67. NuVasive is still on course as a leader in the spine device field, especially with the flagship XLIF procedures and in the minimally invasive market.
 
"As the spine market continues to shift to less invasive solutions and as better patient outcomes and clinical and economical evidence are driving surgeon adoption, we remain committed to spending our leadership in this market," said Alex Lukiav, NuVasive CEO. "We fully believe that our procedural offerings will allow us to further penetrate with this estimated to become a $5 billion MIS market opportunity over the next decade. Increasingly, we have invested in procedural offerings to enter the traditional spine market and convert it to less invasive solutions with improved surgical outcomes."
 
68. The company plans to expand its international footprint in the future. "Several years ago we made the decision to expand our geographical footprint by strategically and methodologically entering the $2.2 billion international spine market," said Mr. Lukiav. "Today we have commercial operations across EMEA, Asia Pacific and Latin America. During the third quarter, we continue to benefit from investments with strong results in Australia, Japan, UK and Italy driving 45 percent growth."

 

Stryker

 

69. Stryker reported consolidated net sales at $2.4 billion, which is 11.1 percent growth over the same period last year. Net sales grew 10.2 percent due to the increased unit volume and changes in product mix. There was also 2.4 percent growth attributable to acquisitions.
 
70. Net sales were unfavorably impacted 2.3 percent due to price changes and 0.2 percent for foreign currency exchange rates.
 
71. Neurotechnology and spine net sales reached $432 million, a 6.5 percent increase as reported and 6.9 percent increase in constant currency.

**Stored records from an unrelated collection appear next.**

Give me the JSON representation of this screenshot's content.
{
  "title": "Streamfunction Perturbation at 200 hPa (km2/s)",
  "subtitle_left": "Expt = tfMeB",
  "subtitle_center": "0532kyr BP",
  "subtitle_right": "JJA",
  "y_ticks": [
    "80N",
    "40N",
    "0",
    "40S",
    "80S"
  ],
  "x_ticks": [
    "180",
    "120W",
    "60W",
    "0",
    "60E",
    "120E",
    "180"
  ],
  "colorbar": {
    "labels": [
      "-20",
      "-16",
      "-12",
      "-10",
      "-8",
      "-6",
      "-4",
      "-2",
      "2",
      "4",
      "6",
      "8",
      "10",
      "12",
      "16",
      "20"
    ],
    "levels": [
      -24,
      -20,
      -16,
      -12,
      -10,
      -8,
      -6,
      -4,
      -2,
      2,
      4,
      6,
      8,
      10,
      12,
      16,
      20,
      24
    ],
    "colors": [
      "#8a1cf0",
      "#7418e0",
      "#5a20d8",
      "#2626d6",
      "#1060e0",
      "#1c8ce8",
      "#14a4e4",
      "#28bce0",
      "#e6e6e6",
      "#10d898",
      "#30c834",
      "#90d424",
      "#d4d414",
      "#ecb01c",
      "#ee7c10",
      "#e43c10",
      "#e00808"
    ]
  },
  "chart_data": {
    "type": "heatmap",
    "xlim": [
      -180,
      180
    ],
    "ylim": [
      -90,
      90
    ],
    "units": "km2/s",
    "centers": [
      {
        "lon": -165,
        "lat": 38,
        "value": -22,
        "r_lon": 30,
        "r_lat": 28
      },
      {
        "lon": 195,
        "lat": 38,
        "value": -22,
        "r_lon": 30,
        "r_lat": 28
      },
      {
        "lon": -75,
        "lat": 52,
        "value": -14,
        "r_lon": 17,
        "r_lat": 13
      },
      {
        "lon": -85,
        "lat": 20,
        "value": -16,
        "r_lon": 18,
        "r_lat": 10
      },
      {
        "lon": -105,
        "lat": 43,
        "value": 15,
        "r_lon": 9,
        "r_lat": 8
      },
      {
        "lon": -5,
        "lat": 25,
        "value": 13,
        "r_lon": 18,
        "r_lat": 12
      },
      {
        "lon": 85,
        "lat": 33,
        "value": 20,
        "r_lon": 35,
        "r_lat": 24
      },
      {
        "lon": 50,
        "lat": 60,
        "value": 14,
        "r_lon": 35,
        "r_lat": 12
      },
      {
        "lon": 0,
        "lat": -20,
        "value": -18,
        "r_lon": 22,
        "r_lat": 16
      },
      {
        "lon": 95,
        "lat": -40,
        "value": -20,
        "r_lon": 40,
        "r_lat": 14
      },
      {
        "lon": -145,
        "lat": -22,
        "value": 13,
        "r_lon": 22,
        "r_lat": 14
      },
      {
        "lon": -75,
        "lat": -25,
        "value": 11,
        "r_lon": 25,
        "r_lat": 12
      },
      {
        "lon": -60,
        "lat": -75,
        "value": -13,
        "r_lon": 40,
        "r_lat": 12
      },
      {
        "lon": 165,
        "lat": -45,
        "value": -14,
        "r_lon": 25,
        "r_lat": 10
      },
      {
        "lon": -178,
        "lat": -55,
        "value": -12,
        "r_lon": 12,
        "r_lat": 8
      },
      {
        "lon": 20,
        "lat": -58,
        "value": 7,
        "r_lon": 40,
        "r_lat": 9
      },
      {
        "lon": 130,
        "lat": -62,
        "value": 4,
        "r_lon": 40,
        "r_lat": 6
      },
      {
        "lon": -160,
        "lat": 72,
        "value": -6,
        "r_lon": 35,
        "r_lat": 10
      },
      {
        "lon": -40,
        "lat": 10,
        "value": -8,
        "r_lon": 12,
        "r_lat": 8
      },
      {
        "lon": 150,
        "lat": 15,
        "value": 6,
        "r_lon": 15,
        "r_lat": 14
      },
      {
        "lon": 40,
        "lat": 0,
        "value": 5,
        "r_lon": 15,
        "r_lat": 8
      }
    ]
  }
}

Spine sales exclusively were $186 million, only slightly higher than the $183 million reported in the same period last year.
 
72. In the third quarter, the company launched European headquarters, which Mr. Lobo expects to strengthen Stryker's business in the region and provide strong financial benefits, including a $2 billion cash repatriation planned in the second half of 2015.
 
73. Net earnings decreased 44.7 percent in the third quarter, only reaching $57 million. The reported net earnings include charges from the Rejuvenate, ABG II and Neptune recalls as well as tax impacts related to the European regional headquarters establishment. The company also reported a planned cash repatriation, acquisition and integration- related charges.
 
74. Full year organic sales growth is expected to be 5 percent to 6 percent. However, the company expects full-year adjusted diluted net earnings per share to be at the lower end of the previously disclosed $4.75 to $4.80 range.
 
75. The company reported $1.15 EPS, beating expectations by $0.01, according to a Sleek Monkey report.
 
76. On the day Stryker's financial report was released, the company traded down 0.20 percent with a trading volume of 2.2 million shares. Stryker has a market cap of $30 billion.